Steps US officials are recommending private business take include common basics, which can help protect against some Russian cyberattack methods. These fundamental steps include:
- Program antivirus and antimalware programs to conduct regular scans
- Enable strong spam filters to guard against phishing emails reaching users
- Require multifactor authentication for interactive logons
- Update software applications
- Patch known vulnerabilities
Cybersecurity experts are also urging private companies to take additional steps, in light of new Russian attack threats, including:
- Lock accounts after two or three failed login attempts
- Lower thresholds for reporting suspicious activity
- Review and tighten network access control lists, where possible
- Practice responding to cyberincidents
- Implement testing procedures to back up and restore data
In its alert announcing the destructive malware used in Ukraine, CISA and the FBI again confirmed the common strategies, too, that strengthen an organization’s security posture against such threats. Among the best practices the alert recommends companies adopt are the following:
- Segment networks properly
- Filter network traffic effectively
- Deny service accounts local or interactive permissions, when possible
- Limit accounts’ ability to access elevated permissions on downstream systems
- Closely audit system, security and network log files for anomalous references
- Ensure network devices log and audit all configuration changes
- Confirm updates are received only from trusted sources
IT security experts are also urging banks and financial institutions—believed to potentially be at even greater risk for cyberattacks given the nature of Western financial sanctions adversely impacting the Russian economy—to take additional actions.

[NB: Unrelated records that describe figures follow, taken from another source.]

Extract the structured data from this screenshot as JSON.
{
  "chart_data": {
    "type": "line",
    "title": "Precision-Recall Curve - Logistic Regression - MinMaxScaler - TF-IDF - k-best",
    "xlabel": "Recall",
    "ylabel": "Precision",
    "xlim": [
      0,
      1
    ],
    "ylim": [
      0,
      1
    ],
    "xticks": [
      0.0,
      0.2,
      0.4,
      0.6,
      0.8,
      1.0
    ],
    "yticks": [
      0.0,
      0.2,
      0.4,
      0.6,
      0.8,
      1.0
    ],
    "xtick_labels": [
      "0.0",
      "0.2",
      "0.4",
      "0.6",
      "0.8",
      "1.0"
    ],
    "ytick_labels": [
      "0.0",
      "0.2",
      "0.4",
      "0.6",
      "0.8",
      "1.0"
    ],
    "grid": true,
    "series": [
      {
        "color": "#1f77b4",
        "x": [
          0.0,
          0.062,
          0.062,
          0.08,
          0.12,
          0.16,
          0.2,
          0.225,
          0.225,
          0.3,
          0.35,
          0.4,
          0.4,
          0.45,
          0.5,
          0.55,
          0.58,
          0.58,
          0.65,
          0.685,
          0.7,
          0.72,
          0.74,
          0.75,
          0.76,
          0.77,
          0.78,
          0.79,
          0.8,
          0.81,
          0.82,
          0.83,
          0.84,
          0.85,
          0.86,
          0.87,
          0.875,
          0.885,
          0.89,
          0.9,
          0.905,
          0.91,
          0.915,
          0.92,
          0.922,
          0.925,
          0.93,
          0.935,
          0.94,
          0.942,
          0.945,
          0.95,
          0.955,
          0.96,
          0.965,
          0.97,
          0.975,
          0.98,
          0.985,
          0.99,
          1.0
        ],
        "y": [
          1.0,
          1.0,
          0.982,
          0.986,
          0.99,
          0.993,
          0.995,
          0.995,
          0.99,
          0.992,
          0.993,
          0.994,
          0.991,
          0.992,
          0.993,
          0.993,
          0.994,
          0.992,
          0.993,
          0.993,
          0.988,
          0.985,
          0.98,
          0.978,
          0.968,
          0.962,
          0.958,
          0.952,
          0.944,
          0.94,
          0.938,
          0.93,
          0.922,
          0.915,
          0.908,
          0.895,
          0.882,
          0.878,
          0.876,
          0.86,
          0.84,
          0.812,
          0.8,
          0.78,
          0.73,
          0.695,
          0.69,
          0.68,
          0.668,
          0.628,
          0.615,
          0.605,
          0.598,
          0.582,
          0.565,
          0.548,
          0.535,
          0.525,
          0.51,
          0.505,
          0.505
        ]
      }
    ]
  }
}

The Financial Services Information Sharing and Analysis Center (FS-ISAC) recommends such firms also encrypt network traffic and implement controls limiting user abilities manipulating databases, among other recommendations.
The situation, as expected during such unprecedented periods, is quite fluid. Organizations should prepare for and monitor industry and governmental guidance for additional updates and advisories as the situation develops.